After the new warning of the last days about toolchain-funcs eclass (well actually about gcc eclass which is getting deprecated), I started fixing all the video and sound ebuilds to use the new toolchain-funcs eclass, where needed.
Yes because many ebuilds stopped using gcc functions but still inherited gcc, or where just using it to find out if you are using gcc 3.4 to apply patches which are valid for all gcc version. In these cases, I just removed the inheritance and made the patch apply unconditionally.
This is more important as it seems, because sometimes the new errors which came up with newer gcc was just warnings before, but the code was equally wrong. This is true also for new gcc4 patches. Having the patches applied unconditionally, also, makes less combination of applied patches possible. This is useful because if the code is different between system cause of the gcc version, it’s more difficult find out problems, also because emerge info just shows the current compiler, not the compiler used for the package (this is true mainly for runtime problems, not compile time as there the gcc is just the same).
Cleaning up many ebuilds also lead me to check some quite-unused quite-unmaintained packages, which shown 34K patches and 22K makefiles. It’s not so much, but 120K less to sync is someway interesting for me. I’ve already converted a few packages to patchset tarballs (that I maintain locally using a subversion repository, so to have them always updated), but those was less band-consuming that the ones I found last night.
With that cleanup my commit statistics are going to have a strange curve 🙂
Now I’m compiling gcc 3.3, to test a couple of packages so to apply a few more patches unconditionally, so to have less checks here and there.
I’ve also changed the checks for gcc 3.4 or better, when legit (for example for cflags), to consider the existance of gcc4. Most of them was just bound to gcc 3.x series.
By the way.. have you seen the german spam attack? It’s driving me crazy, also because usually most of the spam is just filtered by GMail, and a few mails are filtered locally by spamassassin.. today I received more than 60 spam mails which was unfiltered, and just now spamassassin starts to recognize them as true spam. As suggested by slarti I’ve increased the scoring of razor2 and bayesian rules so that they can junk a single mail by themselves, and now I hope I can get rid of them.
I’m lucky I’m using a good-trained bayesian filter, but that’s not a solution.
ohhhhh….. fuck!I’m receiving hundred of emails from sourceforge… all of this in german… somebody should do something to stop this…Good work with the ebuilds, by the way.Thanks!

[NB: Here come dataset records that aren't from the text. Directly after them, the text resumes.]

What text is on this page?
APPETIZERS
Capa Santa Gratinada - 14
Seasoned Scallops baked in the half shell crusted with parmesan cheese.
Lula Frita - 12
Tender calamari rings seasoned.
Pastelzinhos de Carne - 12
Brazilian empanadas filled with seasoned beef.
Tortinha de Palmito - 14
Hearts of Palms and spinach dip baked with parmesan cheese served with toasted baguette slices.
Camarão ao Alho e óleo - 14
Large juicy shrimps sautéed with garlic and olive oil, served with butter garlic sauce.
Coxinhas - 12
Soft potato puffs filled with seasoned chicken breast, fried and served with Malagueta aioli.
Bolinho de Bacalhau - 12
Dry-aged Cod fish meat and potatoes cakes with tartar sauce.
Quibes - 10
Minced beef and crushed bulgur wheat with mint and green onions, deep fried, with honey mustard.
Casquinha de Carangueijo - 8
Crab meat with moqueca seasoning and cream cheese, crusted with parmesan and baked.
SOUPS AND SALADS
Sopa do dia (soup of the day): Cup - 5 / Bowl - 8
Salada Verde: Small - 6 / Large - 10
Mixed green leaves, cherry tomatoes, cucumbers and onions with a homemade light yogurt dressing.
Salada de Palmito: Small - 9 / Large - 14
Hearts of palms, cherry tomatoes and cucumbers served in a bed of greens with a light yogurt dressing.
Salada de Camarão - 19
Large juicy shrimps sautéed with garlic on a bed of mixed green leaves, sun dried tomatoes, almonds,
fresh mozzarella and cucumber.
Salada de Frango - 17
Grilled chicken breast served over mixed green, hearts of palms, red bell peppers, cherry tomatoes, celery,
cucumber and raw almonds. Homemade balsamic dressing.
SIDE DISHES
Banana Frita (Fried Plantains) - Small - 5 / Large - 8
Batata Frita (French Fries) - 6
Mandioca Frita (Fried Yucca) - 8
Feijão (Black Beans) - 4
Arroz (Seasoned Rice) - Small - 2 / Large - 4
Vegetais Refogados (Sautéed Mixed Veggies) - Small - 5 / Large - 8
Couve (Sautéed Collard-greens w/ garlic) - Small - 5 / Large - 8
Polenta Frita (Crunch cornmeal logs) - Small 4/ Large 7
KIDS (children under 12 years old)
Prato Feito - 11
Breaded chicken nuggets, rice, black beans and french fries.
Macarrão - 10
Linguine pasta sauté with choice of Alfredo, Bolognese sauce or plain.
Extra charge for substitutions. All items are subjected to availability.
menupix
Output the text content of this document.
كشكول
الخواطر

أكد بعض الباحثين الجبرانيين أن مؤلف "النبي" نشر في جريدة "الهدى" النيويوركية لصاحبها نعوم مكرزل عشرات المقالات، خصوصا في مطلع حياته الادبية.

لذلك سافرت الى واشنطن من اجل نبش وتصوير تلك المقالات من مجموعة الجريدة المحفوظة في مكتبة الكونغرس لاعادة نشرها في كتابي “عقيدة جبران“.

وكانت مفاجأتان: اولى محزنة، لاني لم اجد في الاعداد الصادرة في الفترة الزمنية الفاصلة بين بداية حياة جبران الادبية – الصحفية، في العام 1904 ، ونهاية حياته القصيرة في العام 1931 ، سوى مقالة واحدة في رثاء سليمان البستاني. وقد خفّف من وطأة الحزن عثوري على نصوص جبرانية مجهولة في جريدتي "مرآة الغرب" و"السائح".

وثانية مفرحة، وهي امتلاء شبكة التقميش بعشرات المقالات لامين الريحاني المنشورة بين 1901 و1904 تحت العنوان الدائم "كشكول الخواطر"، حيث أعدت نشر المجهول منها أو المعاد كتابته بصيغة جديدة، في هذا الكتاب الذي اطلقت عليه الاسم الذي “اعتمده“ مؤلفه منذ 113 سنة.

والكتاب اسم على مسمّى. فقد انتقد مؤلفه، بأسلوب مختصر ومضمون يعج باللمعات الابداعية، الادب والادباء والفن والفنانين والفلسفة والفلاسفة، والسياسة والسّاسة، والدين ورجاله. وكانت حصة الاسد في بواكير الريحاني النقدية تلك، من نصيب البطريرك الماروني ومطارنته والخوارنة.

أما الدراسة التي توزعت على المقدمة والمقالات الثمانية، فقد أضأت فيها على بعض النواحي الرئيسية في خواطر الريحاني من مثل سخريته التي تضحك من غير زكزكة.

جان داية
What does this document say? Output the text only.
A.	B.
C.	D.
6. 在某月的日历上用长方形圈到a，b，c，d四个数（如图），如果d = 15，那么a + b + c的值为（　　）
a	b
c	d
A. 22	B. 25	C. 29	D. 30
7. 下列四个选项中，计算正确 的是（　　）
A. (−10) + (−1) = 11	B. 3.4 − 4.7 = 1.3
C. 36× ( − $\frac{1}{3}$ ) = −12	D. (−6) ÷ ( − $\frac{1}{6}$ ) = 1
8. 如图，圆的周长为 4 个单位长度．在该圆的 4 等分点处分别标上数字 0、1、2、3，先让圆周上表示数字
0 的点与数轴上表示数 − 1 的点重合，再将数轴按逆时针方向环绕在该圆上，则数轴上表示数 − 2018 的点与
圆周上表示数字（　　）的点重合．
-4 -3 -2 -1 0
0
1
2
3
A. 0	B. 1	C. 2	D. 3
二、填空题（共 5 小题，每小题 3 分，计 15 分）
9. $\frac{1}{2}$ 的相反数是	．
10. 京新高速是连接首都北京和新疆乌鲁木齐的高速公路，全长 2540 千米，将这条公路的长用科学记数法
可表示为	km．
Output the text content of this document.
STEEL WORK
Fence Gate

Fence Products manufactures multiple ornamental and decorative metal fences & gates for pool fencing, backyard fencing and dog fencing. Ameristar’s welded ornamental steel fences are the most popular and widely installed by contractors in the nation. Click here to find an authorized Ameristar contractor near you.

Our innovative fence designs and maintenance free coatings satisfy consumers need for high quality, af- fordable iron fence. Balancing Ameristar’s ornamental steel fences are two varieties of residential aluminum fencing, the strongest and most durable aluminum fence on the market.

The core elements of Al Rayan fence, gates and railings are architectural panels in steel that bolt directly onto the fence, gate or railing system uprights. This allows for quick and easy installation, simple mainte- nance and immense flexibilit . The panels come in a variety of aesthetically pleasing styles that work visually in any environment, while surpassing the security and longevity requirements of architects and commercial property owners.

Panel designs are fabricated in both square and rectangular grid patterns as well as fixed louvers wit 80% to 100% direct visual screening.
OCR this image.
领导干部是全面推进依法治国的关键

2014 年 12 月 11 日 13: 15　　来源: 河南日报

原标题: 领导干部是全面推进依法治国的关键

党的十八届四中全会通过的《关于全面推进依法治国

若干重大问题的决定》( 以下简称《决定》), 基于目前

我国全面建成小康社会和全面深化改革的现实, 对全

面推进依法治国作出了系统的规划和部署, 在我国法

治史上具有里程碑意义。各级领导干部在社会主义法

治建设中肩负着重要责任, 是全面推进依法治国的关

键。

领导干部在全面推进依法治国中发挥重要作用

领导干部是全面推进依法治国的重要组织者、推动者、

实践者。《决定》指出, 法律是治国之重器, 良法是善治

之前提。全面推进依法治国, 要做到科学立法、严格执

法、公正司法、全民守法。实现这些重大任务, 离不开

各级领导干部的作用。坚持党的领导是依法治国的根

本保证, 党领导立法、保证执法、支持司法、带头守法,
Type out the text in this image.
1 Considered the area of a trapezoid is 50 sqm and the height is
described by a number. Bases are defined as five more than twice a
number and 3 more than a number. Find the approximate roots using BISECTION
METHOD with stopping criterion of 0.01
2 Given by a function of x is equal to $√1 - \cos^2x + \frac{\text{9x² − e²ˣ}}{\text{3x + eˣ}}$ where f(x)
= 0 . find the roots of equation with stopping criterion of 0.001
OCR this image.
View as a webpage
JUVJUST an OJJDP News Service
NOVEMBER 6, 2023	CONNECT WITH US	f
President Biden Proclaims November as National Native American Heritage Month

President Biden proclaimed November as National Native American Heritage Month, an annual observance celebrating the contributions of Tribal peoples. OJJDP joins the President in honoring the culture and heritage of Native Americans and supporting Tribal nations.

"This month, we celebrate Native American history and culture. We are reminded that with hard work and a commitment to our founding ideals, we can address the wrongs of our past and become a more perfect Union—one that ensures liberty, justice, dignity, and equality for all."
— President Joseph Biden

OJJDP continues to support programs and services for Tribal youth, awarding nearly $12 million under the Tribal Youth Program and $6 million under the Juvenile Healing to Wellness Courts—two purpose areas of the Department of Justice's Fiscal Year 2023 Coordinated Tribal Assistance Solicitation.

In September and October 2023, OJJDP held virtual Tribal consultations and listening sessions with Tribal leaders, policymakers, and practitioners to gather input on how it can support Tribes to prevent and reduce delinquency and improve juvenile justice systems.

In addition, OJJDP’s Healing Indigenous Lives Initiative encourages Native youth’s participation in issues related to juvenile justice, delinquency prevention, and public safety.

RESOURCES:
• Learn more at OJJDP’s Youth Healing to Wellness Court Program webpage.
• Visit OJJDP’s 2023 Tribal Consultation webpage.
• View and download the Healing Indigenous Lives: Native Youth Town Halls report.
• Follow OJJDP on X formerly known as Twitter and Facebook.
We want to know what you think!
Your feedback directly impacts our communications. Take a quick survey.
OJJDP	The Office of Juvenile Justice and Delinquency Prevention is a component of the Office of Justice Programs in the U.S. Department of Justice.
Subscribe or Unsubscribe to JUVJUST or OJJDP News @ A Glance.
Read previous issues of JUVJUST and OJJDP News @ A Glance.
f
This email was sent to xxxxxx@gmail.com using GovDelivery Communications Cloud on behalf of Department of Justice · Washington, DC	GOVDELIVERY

You probably want to take a look to this rule: http://wire.dattitu.de/arch… , which appeared on Planet KDE. :)Thanks a lot to Dirk for the rule, it’s killing spam here since the first second I put it on 🙂
I dunno how to put that “rule” in kmail. I think I can’t separate the different fields in the headers, so I think I should keep on receiving that kind of spam until gmail improves its anti-spam service.